Archive for the ‘Deja vu’ Category

Deja vu: a Database of Highly Similar Citations

Friday, November 18th, 2011

Deja vu: a Database of Highly Similar Citations

From the webpage:

Deja vu is a database of extremely similar Medline citations. Many, but not all, of which contain instances of duplicate publication and potential plagiarism. Deja vu is a dynamic resource for the community, with manual curation ongoing continuously, and we welcome input and comments.

In the scientific research community plagiarism and multiple publications of the same data are considered unacceptable practices and can result in tremendous misunderstanding and waste of time and energy. Our peers and the public have high expectations for the performance and behavior of scientists during the execution and reporting of research. With little chance for discovery and decreasing budgets, yet sustained pressure to publish, or without a clear understanding of acceptable publication practices, the unethical practices of duplicate publication and plagiarism can be enticing to some. Until now, discovery has been through serendipity alone, so these practices have largely gone unchecked.

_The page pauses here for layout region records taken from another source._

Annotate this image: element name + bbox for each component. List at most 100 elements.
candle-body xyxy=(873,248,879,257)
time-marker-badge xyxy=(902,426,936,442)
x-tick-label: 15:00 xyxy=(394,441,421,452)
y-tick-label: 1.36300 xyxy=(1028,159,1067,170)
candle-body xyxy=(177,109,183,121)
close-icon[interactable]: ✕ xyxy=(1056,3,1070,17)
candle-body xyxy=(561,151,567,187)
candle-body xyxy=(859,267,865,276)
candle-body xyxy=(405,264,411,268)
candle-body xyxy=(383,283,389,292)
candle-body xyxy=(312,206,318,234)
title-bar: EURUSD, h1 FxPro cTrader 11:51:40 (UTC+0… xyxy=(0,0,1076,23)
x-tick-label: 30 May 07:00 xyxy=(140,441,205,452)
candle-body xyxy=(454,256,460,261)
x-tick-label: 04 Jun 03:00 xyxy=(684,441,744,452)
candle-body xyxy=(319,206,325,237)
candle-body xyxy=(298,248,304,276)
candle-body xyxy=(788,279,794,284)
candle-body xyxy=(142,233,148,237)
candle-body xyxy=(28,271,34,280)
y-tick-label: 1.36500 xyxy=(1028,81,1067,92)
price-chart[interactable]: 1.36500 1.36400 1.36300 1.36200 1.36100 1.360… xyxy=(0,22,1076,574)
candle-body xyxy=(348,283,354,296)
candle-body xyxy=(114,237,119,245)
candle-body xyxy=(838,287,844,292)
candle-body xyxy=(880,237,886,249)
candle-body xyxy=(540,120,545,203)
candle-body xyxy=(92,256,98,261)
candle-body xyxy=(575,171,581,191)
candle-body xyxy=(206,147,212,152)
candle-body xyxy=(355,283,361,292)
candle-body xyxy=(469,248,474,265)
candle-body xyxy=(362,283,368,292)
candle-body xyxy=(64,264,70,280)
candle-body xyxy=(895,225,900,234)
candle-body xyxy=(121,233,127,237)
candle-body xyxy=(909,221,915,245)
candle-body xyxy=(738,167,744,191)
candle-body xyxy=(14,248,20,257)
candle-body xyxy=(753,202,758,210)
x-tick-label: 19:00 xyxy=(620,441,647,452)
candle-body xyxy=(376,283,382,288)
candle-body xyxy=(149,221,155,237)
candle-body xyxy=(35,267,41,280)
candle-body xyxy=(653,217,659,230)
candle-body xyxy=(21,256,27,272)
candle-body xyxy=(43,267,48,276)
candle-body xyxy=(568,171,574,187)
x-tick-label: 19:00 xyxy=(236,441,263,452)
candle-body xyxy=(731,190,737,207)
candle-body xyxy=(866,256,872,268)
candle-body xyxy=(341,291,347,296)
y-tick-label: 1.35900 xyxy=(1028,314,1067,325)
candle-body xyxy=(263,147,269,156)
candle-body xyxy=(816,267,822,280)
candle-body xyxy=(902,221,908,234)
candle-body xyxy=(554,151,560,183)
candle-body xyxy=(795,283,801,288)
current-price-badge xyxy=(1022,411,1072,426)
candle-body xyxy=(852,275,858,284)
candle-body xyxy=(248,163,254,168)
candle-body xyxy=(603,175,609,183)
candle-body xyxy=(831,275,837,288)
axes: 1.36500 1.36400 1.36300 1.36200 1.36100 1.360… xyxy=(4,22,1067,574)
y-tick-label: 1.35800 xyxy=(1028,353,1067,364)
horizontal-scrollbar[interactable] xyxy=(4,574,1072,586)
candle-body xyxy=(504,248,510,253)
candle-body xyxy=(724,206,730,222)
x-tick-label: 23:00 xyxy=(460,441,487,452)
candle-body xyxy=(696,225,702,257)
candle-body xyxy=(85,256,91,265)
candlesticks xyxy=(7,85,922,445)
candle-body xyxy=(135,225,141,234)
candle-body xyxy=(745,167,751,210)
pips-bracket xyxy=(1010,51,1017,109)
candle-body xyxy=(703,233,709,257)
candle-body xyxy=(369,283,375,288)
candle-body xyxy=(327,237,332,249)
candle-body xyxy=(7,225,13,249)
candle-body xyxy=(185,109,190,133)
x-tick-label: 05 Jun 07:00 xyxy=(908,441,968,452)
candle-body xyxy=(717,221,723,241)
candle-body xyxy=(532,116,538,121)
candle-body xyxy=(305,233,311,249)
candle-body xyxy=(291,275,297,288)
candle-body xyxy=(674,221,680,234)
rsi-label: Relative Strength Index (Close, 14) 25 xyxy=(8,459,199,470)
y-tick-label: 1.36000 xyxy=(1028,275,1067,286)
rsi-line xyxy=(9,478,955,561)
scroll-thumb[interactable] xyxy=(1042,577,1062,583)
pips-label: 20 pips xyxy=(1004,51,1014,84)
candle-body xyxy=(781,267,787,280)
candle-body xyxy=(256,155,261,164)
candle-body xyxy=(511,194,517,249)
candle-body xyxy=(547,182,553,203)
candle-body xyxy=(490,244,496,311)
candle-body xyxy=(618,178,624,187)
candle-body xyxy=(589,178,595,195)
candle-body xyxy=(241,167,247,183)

The application of text similarity searching can robustly detect highly similar text records, offering a new tool for ensuring integrity in scientific publications. Deja vu is a database of computationally identified, manually confirmed highly similar citations (abstracts and titles), as well as user provided commentary and evidence to affirm or deny a given documents putative categorization. It is available via the web and to other database curators for tagging of their indexed articles. The availability of a search tool, eTBLAST, by which journal submissions can be compared to existing databases to identify potential duplicate citations and intercept them before they are published, and this database of highly similar citations (or exhaustive searching and tagging within Medline and other databases) could be deterrents to this questionable scientific behavior and excellent examples of citations that are highly similar but represent very distinct research publications.

I would broaden the statement:

multiple publications of the same data are considered unacceptable practices and can result in tremendous misunderstanding and waste of time and energy.

to include repeating the same analysis or discoveries out of sheer ignorance of prior work.

Not as an ethical issue but one of “…waste of time and energy.”

Given the semantic diversity in all fields, work is repeated simply due to “tribes” as Jack Park calls them, using different terminology.

Will be using Deja vu to explore topics in *informatics, to discover related materials.

If you are already using Deja vu that way, your experience, observations, comments would be deeply appreciated.